I struggled this week to write.
I'm taking an upper level non-fiction workshop this semester, which I chose over fiction after my overwhelmingly wonderful experience in the lower level non-fiction workshop, because I've found that writing from my own "voice" is easier for me than through another characters. Plus, I found that finding MY voice turned me into an infinitely better writer. I have to have my own voice before I can write from another, you feel me?
However, with my first workshop this week, I felt totally out of my element. There was the problem of picking an idea and then there was the problem of writing it. Everything felt forced. Everything felt way to dramatic and nothing came out how I wanted. I listened to my first professor's voice in my head telling me that every word sucked (he really did tell me my pieces sucked sometimes)(and I think you NEED to be told you suck often) and though I wrote and finished it, I didn't feel any sort of emotional connection to it at all.
And though my workshop went much better than I expected, my professor pulled me aside after and said, "Maggie, where are you in this? I don't see you- I see your characters, but not you. Don't be afraid to be a little more messy. I want to see you be messier."
When he said that, it immediately registered to me why I'd struggled. He was right. I told him I had my old professor's voice stuck in my head telling me not to go too far with things and he laughed and said, "But we can trim that down. We can add to it and take things away over and over again! Be messy."

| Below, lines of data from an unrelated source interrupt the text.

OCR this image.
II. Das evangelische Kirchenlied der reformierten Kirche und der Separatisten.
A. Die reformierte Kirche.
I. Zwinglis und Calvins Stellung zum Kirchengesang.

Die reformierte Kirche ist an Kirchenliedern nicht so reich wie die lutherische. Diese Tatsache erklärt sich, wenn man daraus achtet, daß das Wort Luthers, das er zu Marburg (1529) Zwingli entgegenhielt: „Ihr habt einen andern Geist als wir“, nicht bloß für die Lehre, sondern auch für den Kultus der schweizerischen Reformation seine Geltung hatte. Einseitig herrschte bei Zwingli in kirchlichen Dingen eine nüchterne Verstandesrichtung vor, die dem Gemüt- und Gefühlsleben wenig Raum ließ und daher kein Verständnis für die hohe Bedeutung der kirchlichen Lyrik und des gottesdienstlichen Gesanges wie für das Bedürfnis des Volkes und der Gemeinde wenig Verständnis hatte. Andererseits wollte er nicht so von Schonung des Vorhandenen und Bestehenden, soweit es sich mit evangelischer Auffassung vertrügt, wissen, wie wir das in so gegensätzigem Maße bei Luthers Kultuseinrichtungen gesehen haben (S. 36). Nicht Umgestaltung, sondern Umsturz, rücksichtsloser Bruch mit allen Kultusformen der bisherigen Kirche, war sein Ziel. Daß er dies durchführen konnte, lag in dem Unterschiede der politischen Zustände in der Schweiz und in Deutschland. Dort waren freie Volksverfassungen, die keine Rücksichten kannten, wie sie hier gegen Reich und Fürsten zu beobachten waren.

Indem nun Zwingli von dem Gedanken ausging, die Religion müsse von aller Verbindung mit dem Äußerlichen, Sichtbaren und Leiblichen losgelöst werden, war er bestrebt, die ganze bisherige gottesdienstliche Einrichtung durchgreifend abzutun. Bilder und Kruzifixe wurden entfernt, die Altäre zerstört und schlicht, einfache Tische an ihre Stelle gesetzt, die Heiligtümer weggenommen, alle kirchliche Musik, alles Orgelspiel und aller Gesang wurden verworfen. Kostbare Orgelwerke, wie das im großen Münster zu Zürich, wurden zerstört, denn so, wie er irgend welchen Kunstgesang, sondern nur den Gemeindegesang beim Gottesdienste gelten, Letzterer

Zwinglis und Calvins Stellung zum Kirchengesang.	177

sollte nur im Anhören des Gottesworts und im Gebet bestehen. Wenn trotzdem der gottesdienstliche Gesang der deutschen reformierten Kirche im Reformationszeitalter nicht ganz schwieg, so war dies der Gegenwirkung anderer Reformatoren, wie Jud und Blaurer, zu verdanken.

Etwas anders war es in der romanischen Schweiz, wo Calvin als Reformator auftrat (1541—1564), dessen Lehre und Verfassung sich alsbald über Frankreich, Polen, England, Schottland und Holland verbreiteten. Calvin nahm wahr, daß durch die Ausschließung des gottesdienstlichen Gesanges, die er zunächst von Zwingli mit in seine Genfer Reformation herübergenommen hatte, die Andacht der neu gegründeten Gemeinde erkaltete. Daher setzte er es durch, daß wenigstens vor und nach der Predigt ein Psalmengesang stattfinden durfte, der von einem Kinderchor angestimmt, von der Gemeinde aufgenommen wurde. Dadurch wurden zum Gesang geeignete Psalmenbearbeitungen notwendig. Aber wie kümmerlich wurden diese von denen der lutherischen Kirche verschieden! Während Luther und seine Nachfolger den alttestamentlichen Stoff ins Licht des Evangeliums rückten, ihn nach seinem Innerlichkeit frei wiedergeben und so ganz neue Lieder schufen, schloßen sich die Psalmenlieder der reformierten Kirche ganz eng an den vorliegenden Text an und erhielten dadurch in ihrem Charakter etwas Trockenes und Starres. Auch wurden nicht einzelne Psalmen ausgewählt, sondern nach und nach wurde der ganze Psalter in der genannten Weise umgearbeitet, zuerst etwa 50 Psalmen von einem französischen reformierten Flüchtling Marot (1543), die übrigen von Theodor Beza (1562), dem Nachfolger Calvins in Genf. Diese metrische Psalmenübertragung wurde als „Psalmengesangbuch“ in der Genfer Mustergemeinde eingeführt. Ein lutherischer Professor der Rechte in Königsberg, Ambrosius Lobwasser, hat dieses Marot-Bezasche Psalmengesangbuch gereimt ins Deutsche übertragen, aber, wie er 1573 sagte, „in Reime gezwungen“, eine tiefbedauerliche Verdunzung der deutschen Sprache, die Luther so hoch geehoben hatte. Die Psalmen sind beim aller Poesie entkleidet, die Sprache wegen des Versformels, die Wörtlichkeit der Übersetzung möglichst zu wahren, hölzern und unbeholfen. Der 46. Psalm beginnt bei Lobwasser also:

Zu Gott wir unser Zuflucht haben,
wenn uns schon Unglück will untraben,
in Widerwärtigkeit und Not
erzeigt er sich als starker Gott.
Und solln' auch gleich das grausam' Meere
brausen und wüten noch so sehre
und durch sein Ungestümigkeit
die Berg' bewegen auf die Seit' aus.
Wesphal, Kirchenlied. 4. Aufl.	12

I think I've been afraid to be messy lately - in my journals, on my blog, and in my assignments - because I've been too afraid of being "too cliche". I've been afraid to say the obvious thing on my mind out of fear that it isn't a unique thought. I've been scared to be too honest. I don't really know how to go back to the days when I could write without any restraint, but I think I need to try. I need to try in all regards to get there again, even if it's not something that's not obvious to people that read it, because I know when I'm "there" or not. I looked through my old notebooks today and found a quote from my old workshop professor who said that cliche is only cliche if it feels forced. Everything is a cliche. What makes something unique isn't the story or the experience, but the voice behind it. It doesn't need to be unique. It needs to be mine.